E-CIGARETTE USE HAS EXPLODED, and whether this is a good thing or not depends very much on the vantage point from which it’s viewed.
Both vantage points were on display this morning on the Boston Globe homepage. A huge ad for Juul appeared, promoting efforts the e-cigarette maker says it’s taking to address “youth usage of our product.” Go to the main Juul website and you learn that the company’s “mission” is to target the world’s 1 billion adult smokers and improve their lives by “eliminating cigarettes.”
That’s a lot of life improvement out there to be done.
Meanwhile, the Globe homepage also featured a news story reporting that researchers at the Harvard Chan School of Public Health have found traces of endotoxin, a microbial agent found on Gram-negative bacteria, in more than a quarter of e-cigarette, single-use cartridges and the liquid used to refill them. Traces of glucan, which is found in the cell walls of most fungi, was in 81 percent of e-cigarette samples.
A statement from the school said the substances are linked to “myriad health problems in humans, including asthma, reduced lung function, and inflammation.”
Something to consider by the scads of people one now sees everywhere drawing deep on vape pens.
The idea behind e-cigarettes is to deliver a jolt of the nicotine that smokers are hooked on without all the cancer risk and other health hazards that come from inhaling combusted tobacco. Juul delivers that nicotine buzz in a way other e-cigarettes don’t, Michael Siegel, a physician and professor at Boston University School of Public Health, told NPR’s “On Point” earlier this month.
While the company says it wants to target adult cigarette smokers, for whom vaping may be the lesser of two evils, Juul use is, in fact, exploding among teenagers. A 2017 study said 11 percent of US 12th graders had vaped nicotine in the previous 30 days.
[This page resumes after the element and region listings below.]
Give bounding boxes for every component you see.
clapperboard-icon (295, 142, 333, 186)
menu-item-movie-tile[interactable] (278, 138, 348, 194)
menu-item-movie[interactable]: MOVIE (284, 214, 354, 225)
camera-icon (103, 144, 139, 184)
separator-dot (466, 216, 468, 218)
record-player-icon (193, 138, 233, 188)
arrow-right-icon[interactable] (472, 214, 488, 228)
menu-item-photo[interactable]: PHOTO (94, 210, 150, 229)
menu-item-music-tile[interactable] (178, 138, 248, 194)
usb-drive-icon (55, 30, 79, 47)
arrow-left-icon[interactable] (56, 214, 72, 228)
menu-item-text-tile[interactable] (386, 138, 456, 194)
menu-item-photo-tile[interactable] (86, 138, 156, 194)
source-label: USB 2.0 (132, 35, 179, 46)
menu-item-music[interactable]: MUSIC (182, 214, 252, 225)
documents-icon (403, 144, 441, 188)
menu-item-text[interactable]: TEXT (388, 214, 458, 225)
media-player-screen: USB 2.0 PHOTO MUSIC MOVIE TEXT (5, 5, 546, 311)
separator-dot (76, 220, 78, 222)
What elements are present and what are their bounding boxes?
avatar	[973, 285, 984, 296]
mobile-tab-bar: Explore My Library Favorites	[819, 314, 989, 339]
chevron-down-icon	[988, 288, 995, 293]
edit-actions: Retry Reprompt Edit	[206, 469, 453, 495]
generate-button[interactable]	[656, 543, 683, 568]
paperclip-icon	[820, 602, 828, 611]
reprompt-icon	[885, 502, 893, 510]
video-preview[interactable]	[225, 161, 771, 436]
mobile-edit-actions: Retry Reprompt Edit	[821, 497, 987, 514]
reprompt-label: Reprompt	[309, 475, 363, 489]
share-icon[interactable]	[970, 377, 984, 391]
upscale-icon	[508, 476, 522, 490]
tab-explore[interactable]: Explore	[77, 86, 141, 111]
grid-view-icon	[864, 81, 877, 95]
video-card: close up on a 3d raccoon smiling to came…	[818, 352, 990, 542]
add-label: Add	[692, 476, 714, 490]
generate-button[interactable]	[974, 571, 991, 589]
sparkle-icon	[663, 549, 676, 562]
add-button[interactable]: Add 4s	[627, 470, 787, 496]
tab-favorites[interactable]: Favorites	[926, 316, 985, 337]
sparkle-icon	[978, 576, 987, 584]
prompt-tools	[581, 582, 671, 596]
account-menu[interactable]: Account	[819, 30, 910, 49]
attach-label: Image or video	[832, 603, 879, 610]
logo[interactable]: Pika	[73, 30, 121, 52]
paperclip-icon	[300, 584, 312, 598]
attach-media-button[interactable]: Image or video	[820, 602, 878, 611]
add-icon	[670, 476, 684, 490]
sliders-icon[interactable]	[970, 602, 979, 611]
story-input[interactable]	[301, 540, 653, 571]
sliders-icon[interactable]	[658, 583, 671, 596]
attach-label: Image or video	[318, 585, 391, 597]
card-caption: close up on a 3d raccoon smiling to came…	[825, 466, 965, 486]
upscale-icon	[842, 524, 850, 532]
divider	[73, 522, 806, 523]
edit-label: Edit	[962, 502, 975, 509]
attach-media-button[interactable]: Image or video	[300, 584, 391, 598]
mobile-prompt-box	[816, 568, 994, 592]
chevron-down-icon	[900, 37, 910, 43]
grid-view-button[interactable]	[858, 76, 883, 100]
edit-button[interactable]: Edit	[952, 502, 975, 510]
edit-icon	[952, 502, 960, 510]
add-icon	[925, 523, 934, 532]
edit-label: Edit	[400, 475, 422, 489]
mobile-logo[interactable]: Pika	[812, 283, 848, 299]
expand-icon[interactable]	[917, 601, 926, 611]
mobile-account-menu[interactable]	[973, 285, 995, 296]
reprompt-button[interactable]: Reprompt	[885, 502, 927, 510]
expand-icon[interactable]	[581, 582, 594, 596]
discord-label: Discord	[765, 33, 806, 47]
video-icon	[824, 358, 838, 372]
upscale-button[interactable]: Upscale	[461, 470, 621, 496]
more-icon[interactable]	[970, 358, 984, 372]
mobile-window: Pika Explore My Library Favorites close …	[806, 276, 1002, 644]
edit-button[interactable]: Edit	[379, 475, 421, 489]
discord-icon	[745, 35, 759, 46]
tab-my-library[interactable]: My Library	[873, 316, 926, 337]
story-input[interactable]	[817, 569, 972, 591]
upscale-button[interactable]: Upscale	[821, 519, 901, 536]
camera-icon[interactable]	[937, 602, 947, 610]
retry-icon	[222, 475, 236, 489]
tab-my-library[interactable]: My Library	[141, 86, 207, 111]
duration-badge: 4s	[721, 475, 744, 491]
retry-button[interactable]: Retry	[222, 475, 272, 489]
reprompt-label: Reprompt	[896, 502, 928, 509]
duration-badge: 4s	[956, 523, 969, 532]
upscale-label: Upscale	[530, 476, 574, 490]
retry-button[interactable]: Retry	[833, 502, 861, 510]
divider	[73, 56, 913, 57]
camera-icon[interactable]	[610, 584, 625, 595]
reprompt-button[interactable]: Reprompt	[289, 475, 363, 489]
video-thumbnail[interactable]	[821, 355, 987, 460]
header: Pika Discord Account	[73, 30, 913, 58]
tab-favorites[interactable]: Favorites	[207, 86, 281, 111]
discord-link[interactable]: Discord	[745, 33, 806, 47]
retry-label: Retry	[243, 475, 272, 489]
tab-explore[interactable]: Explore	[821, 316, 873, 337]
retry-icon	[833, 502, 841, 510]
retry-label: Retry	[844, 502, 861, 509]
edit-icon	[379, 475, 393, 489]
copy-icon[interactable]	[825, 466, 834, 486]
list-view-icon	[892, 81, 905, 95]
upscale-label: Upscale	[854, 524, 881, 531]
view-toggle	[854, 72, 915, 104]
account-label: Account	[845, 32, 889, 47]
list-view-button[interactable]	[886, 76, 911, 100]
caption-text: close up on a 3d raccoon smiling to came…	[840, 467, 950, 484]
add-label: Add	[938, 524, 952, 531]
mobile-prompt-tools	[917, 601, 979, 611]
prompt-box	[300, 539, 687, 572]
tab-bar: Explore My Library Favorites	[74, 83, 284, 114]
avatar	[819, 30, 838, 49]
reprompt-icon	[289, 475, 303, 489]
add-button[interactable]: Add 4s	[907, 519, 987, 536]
Most students who take up vaping are nonsmokers.
With the long-term effects of e-cigarettes unclear, the New York Times said public health experts are calling today’s young people the “guinea pig generation.”
The new report on contaminated e-cigarettes is not the first to raise health concerns. Vaping liquids include components that form carcinogenic compounds when heated. One study cited by the Times found increased levels of five carcinogenic compounds in the urine of teenagers who vape.
“I’m afraid that we’re going to be hooking a new generation of kids on nicotine, with potentially unknown risks,” Dr. Mark L. Rubinstein, the lead author of the study and a professor of pediatrics at the University of California, San Francisco, told the newspaper.
Juul has been in the news locally because former attorney general Martha Coakley, who took on tobacco companies and e-cigarette makers while in office, recently signed on as a full-time Juul employee in the company’s government affairs division.
While the publicly minded company says it’s working hard now to keep Juul out of the hands of teenagers, presumably once it succeeds at its mission of getting the world’s 1 billion adult smokers to switch to e-cigarettes for a period of time, it will then turn its attention to weaning them off the nicotine-laced products.